Uno de mis segmentos de radio favoritos es del magacín matinal de la radio pública de Nueva York, The Brian Lehrer Show. Se llama “¿sobre qué sientes ambivalencia?” y consiste en que los oyentes explican asuntos sobre los que tienen opiniones encontradas. No todos los que llaman entienden el significado de la palabra, pero es refrescante escuchar a personas que no están seguras de su posición sobre los debates públicos o que están en desacuerdo con lo que dice el partido que más quieren.
Brian Lehrer, el presentador, dice que se trata de crear un espacio para contrarrestar “el culto a la certidumbre” tan habitual en los medios y más allá.
La ambivalencia no es la equidistancia. Puedes estar más cerca de una posición, pero admitir matices o falta de información para tener una opinión formada del todo. Y esto no significa situarse en el medio de posiciones perfectamente opuestas o considerar que todas las opciones son igual de válidas o justas. Tampoco se trata de relativizar amenazas reales como el racismo, el machismo, la homofobia o los ataques a la libertad de conciencia.

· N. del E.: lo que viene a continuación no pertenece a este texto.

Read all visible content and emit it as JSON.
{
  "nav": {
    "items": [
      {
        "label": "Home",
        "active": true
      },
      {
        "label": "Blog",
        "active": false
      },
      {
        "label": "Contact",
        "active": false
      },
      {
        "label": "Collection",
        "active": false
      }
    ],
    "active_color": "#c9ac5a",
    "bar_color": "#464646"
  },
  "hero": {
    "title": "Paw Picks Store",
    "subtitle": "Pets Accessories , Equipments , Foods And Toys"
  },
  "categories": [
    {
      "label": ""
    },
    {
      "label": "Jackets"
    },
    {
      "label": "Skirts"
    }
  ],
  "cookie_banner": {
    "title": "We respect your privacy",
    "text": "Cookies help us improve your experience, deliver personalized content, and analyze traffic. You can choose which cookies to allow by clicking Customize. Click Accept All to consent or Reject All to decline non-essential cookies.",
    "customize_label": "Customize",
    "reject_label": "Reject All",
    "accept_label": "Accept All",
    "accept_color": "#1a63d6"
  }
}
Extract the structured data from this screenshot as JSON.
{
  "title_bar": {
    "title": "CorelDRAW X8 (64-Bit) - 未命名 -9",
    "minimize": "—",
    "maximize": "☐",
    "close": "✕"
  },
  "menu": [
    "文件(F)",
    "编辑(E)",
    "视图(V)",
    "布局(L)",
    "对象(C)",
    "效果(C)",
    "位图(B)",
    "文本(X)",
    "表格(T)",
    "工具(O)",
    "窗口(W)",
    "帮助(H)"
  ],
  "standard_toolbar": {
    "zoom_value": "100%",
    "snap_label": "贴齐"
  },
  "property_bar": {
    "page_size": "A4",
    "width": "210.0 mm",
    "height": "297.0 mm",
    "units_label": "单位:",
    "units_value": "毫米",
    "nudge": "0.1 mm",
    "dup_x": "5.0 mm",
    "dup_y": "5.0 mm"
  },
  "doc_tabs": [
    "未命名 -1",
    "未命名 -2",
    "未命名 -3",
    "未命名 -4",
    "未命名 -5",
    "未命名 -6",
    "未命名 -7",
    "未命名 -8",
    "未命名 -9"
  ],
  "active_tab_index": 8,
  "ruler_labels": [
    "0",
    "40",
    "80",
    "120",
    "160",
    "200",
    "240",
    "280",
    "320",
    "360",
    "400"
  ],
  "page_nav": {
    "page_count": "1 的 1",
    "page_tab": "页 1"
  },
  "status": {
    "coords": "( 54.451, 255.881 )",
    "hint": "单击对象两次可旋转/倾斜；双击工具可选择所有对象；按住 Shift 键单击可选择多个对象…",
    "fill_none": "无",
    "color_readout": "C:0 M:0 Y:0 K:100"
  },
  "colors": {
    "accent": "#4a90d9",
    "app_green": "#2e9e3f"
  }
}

Pero, ¿por qué hay que tener una opinión inmediata, absoluta y clarísima sobre cualquier punto de debate o fricción en la sociedad? Los mercenarios de los aparatos de los partidos políticos tienen especial interés en que sea así y aún más en que los ciudadanos asuman una lista de opiniones cerrada y poco reflexiva supuestamente coherente con unos pocos estereotipos.
Los núcleos duros de los partidos, la parte de ellos que no se guía por el bien común, sino por un interés para acaparar poder y dinero público, defienden listas de opiniones fuertes en un intento de diferenciarse cuando en la práctica de la gestión ejecutiva no hay tanto margen para grandes revoluciones ni para bien ni para mal. Para muchos políticos y algunos activistas, lo ideal es tener un retrato robot de opiniones coincidentes sobre la limitación del tráfico, el #metoo, el independentismo catalán, Venezuela, la gestación por sustitución, el programa de festejos de Aravaca, Julian Assange, el cheque escolar y los manolitos (congelados).
Esto permite reducir a las personas a lo que no son, caricaturas.
Las formas de debate público habitual, unos pocos caracteres con el refugio de la distancia y el anonimato en redes sociales que premian automáticamente los extremos, colaboran a que los matices de asuntos complejos y cambiantes se pierdan.
Quienes dudan tienen pocos incentivos o tal vez pocos espacios para expresarse. Y en la duda está una de las salvaguardias esenciales de la democracia en estos tiempos en que ascienden los gritones autoritarios. El valor de no estar seguro o de cambiar de opinión es una protección contra las voces que ponen en peligro la convivencia y también contra quienes quieren parar el progreso de la sociedad.
Como ciudadanos, la resistencia a la brocha gorda es un esfuerzo individual, pero también una responsabilidad social. Como periodistas, es una de las partes más esenciales de nuestro trabajo si queremos que siga teniendo el valor y la protección de un servicio público.